她一直想見見紀亭衍的女朋友,可現在真的見到了,又覺得沒有必要。沒見到之前,至少自己還憋著股勁,如今卸了勁,整顆心都空落落的。
暗戀多年又如何,兩家關系近又怎么樣,他心里有你時連逾矩的事都不懼,心里沒你時一個表情都欠奉。
張秀薇如此和自己以前有什么不同尤其這副不死心的模樣,連跟蹤這樣猥瑣的行徑都使出來了。
太難看了,真的太難看了,仿佛跳梁小丑,只有自己蹦噠得歡,旁人只覺得笑話。
她嘴唇張合,幾番欲言又止,而后揚起下巴,以一種居高臨下的姿態說“你跟著他是想發現什么呢看到了又能怎么樣呢他倆有沒有在一起是真是假都不重要,因為是真的代表你沒戲,是假的代表他寧愿和別人做戲也不愿意與你在一起。”
“他不喜歡你,就這么簡單,再怎么折騰難堪的都是自己。
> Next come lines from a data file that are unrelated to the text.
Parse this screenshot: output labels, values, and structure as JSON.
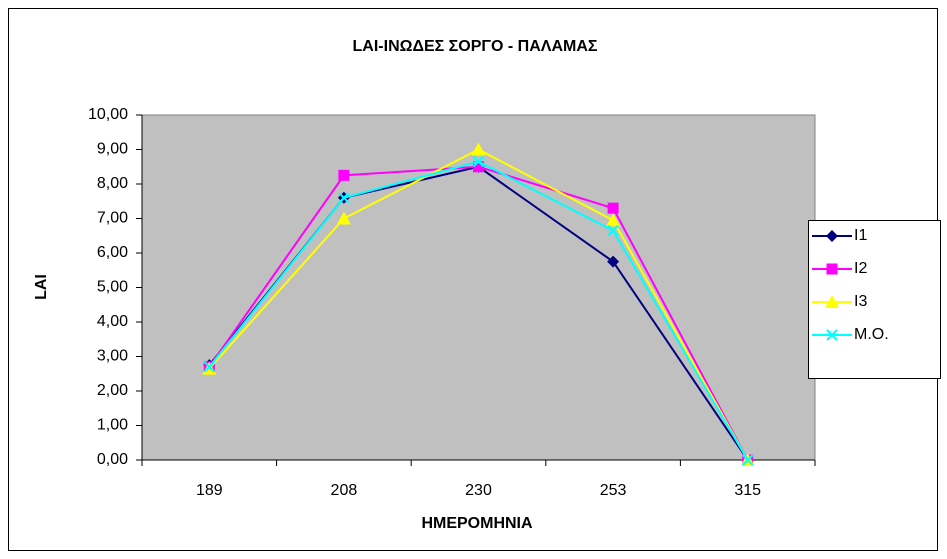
{
  "chart_data": {
    "type": "line",
    "title": "LAI-ΙΝΩΔΕΣ ΣΟΡΓΟ - ΠΑΛΑΜΑΣ",
    "x_label": "ΗΜΕΡΟΜΗΝΙΑ",
    "y_label": "LAI",
    "categories": [
      "189",
      "208",
      "230",
      "253",
      "315"
    ],
    "series": [
      {
        "name": "I1",
        "color": "#000080",
        "marker": "diamond",
        "values": [
          2.75,
          7.6,
          8.5,
          5.75,
          0
        ]
      },
      {
        "name": "I2",
        "color": "#ff00ff",
        "marker": "square",
        "values": [
          2.7,
          8.25,
          8.5,
          7.3,
          0
        ]
      },
      {
        "name": "I3",
        "color": "#ffff00",
        "marker": "triangle",
        "values": [
          2.65,
          7.0,
          9.0,
          6.95,
          0
        ]
      },
      {
        "name": "M.O.",
        "color": "#00ffff",
        "marker": "x",
        "values": [
          2.7,
          7.6,
          8.65,
          6.65,
          0
        ]
      }
    ],
    "ylim": [
      0,
      10
    ],
    "yticks": [
      {
        "value": 0,
        "label": "0,00"
      },
      {
        "value": 1,
        "label": "1,00"
      },
      {
        "value": 2,
        "label": "2,00"
      },
      {
        "value": 3,
        "label": "3,00"
      },
      {
        "value": 4,
        "label": "4,00"
      },
      {
        "value": 5,
        "label": "5,00"
      },
      {
        "value": 6,
        "label": "6,00"
      },
      {
        "value": 7,
        "label": "7,00"
      },
      {
        "value": 8,
        "label": "8,00"
      },
      {
        "value": 9,
        "label": "9,00"
      },
      {
        "value": 10,
        "label": "10,00"
      }
    ],
    "grid": false,
    "legend": "right",
    "plot_background": "#c0c0c0"
  }
}
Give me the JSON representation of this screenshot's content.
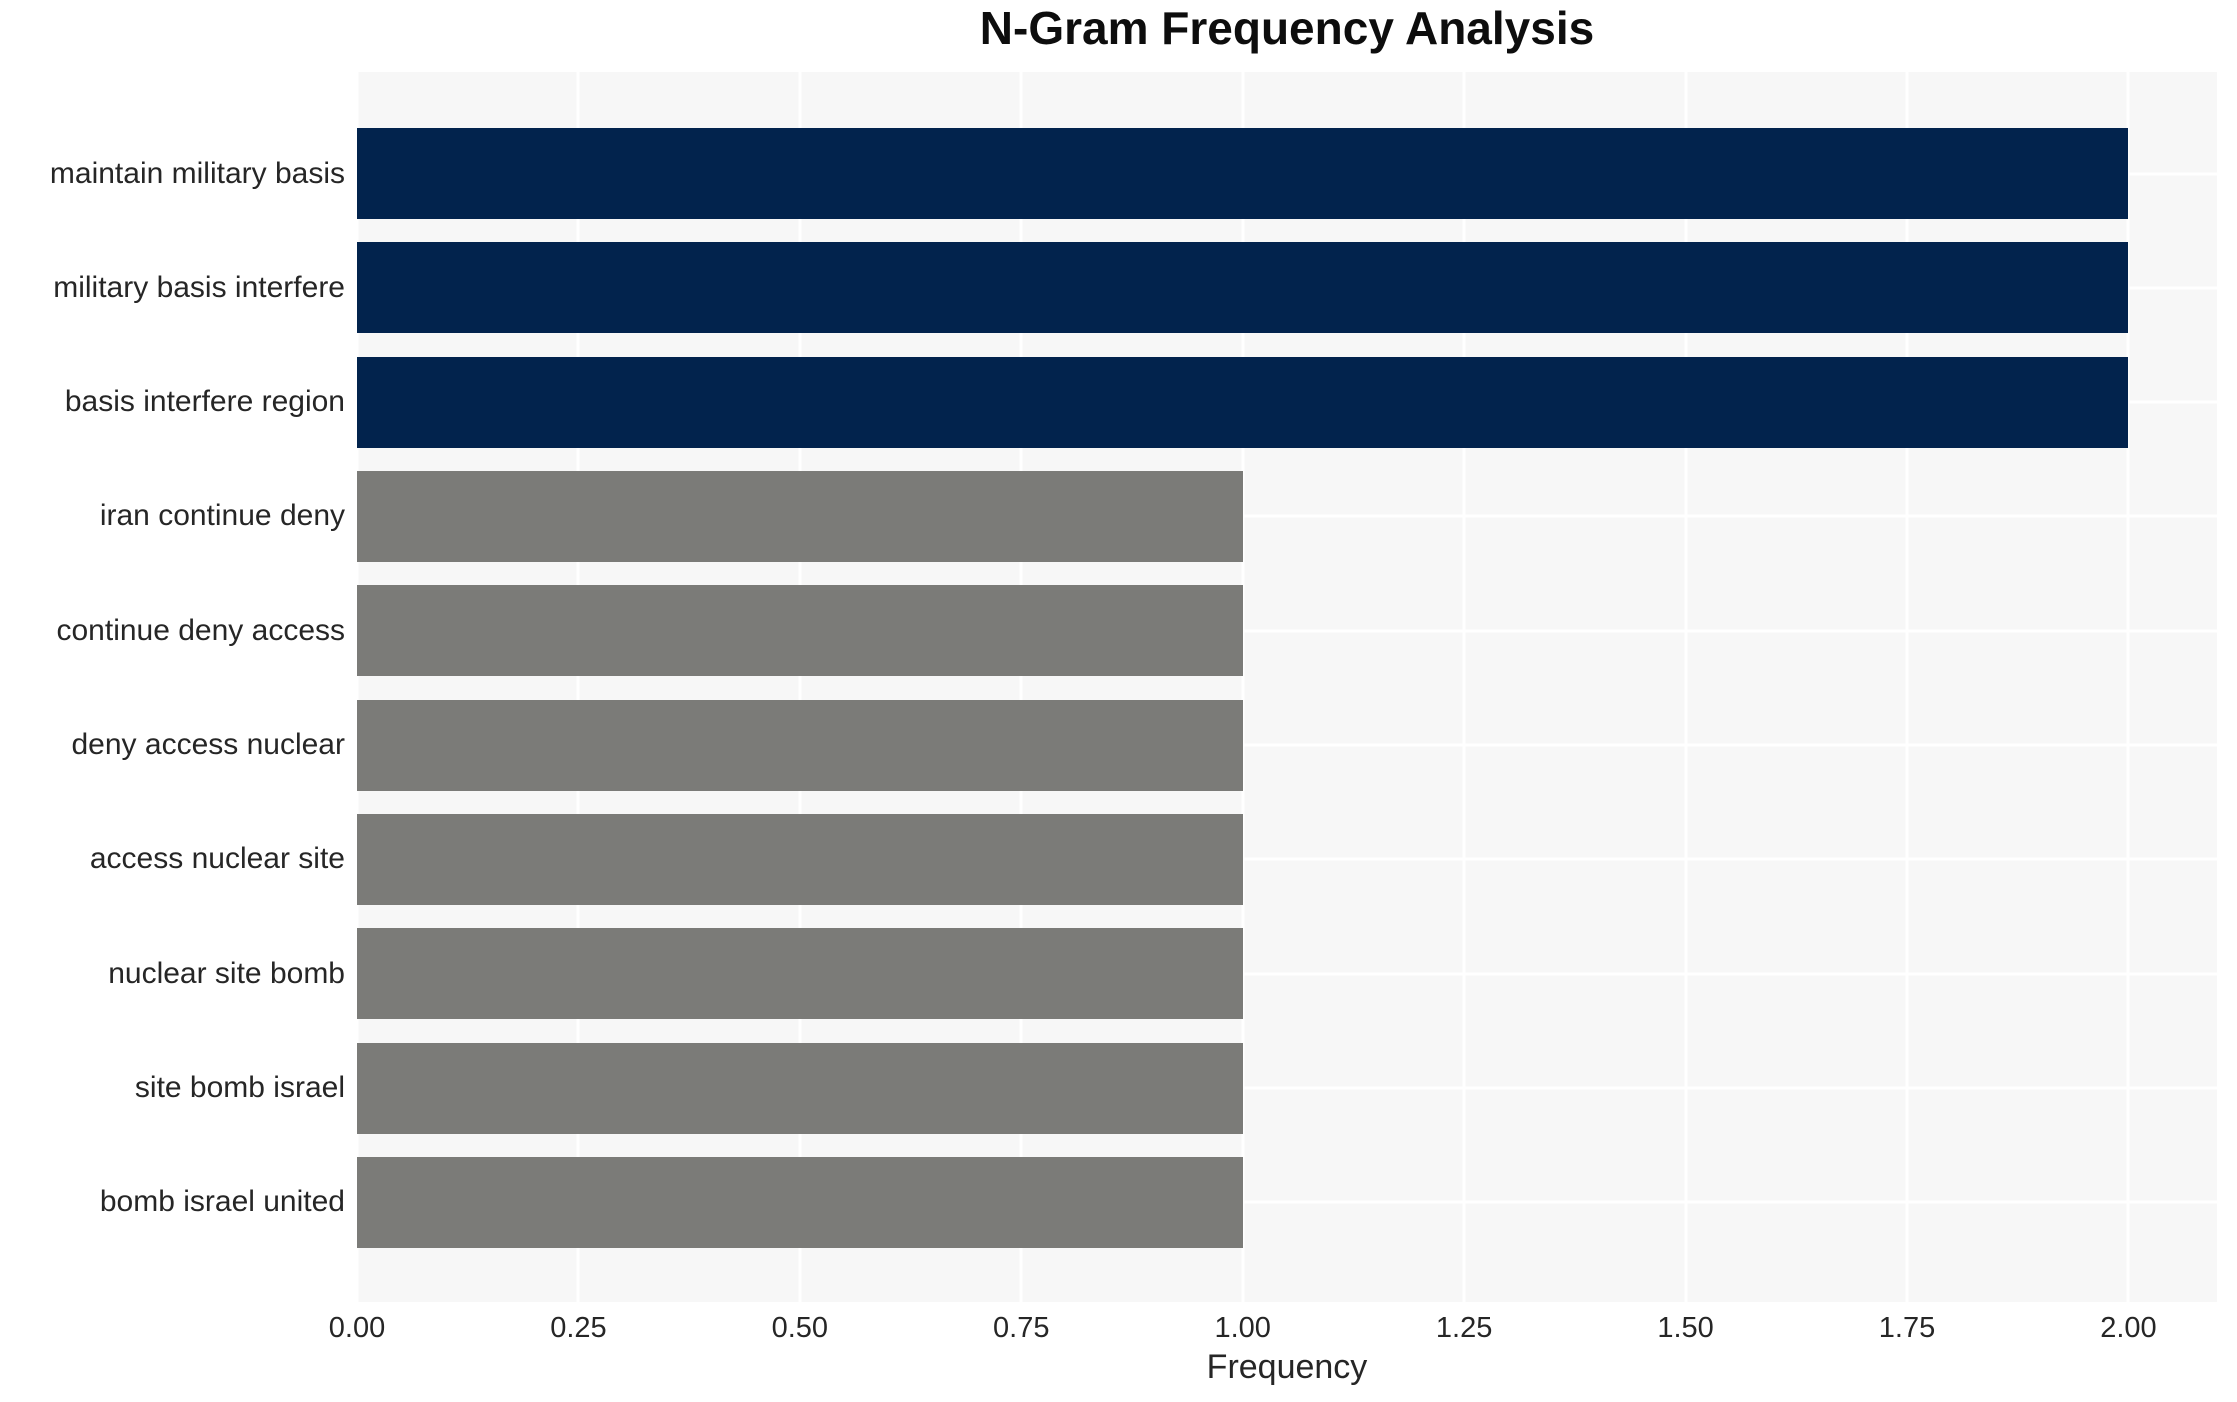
{
  "chart_data": {
    "type": "bar",
    "orientation": "horizontal",
    "title": "N-Gram Frequency Analysis",
    "xlabel": "Frequency",
    "ylabel": "",
    "categories": [
      "maintain military basis",
      "military basis interfere",
      "basis interfere region",
      "iran continue deny",
      "continue deny access",
      "deny access nuclear",
      "access nuclear site",
      "nuclear site bomb",
      "site bomb israel",
      "bomb israel united"
    ],
    "values": [
      2,
      2,
      2,
      1,
      1,
      1,
      1,
      1,
      1,
      1
    ],
    "bar_colors": [
      "#02234d",
      "#02234d",
      "#02234d",
      "#7b7b78",
      "#7b7b78",
      "#7b7b78",
      "#7b7b78",
      "#7b7b78",
      "#7b7b78",
      "#7b7b78"
    ],
    "xlim": [
      0,
      2.1
    ],
    "x_ticks": [
      0,
      0.25,
      0.5,
      0.75,
      1,
      1.25,
      1.5,
      1.75,
      2
    ],
    "x_tick_labels": [
      "0.00",
      "0.25",
      "0.50",
      "0.75",
      "1.00",
      "1.25",
      "1.50",
      "1.75",
      "2.00"
    ],
    "grid": "on",
    "legend": "none",
    "style": {
      "plot_background": "#f7f7f7",
      "page_background": "#ffffff",
      "gridline_color": "#ffffff",
      "bar_color_high": "#02234d",
      "bar_color_low": "#7b7b78",
      "text_color": "#262626",
      "title_color": "#0d0d0d"
    }
  }
}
”
“王穗穗你是不是吃錯藥了”張秀薇怒極反笑,失手將汽水瓶子打翻在地。
沒有涉及自身利益時,尚能保持客觀,可但凡牽扯上自己,本就不牢靠的友誼能立刻翻臉不認人。
綠色的玻璃瓶碎成幾塊,清脆的響動引來老板的斥責“嘛呢你倆吵架上外頭吵去我這兒還得做生意呢”
王穗穗不再多言,冷哼一聲快步離開,張秀薇卻被老板攔住。
“欸,瓶子錢得賠啊”
張秀薇臉頰漲得通紅,分不清是氣的還是臊的,她低頭在包里翻騰了幾下,越翻越手忙腳亂,最后掏出一塊錢大力拍在冰柜上。
“給你”
“神經病”老板啐了一口,拎起掃把清掃地上的碎玻璃,還叮囑自家孩子別走過來。
“爸爸,她們剛才為什么吵架呀”
“鬧翻了唄。”老板掂了掂畚斗里的玻璃,“你以后交朋友可得擦亮眼睛,否則一遇上事兒能cei個稀爛。”
“老板,來瓶水。”告別師兄和駱窈,岳秉穿過馬路找了家小賣部買水,聽到老板后半句話,順嘴搭話道,“出啥事兒了啊,cei成這樣”
“要冰的不”
“常溫就成。”
老板從架子上拿了一瓶礦泉水,這才道“嗐,就倆姑娘吵架,鬧起來了。”
小賣部在拐角處,出門轉個一百八十度就是條巷道,岳秉一只腳踩在臺階上,擰開瓶蓋咕嘟咕嘟灌了一大口水。
正在這時,張秀薇去而復返,想到剛才扔出去的那一塊錢,頓時心疼地喊“老板,你得找我錢”
汽水都要不了一塊錢,一個瓶子她憑什么給這么多
岳秉聞聲轉頭,見到來人先是一愣,然后眉眼沉沉壓下來,聚集著不耐和膩煩。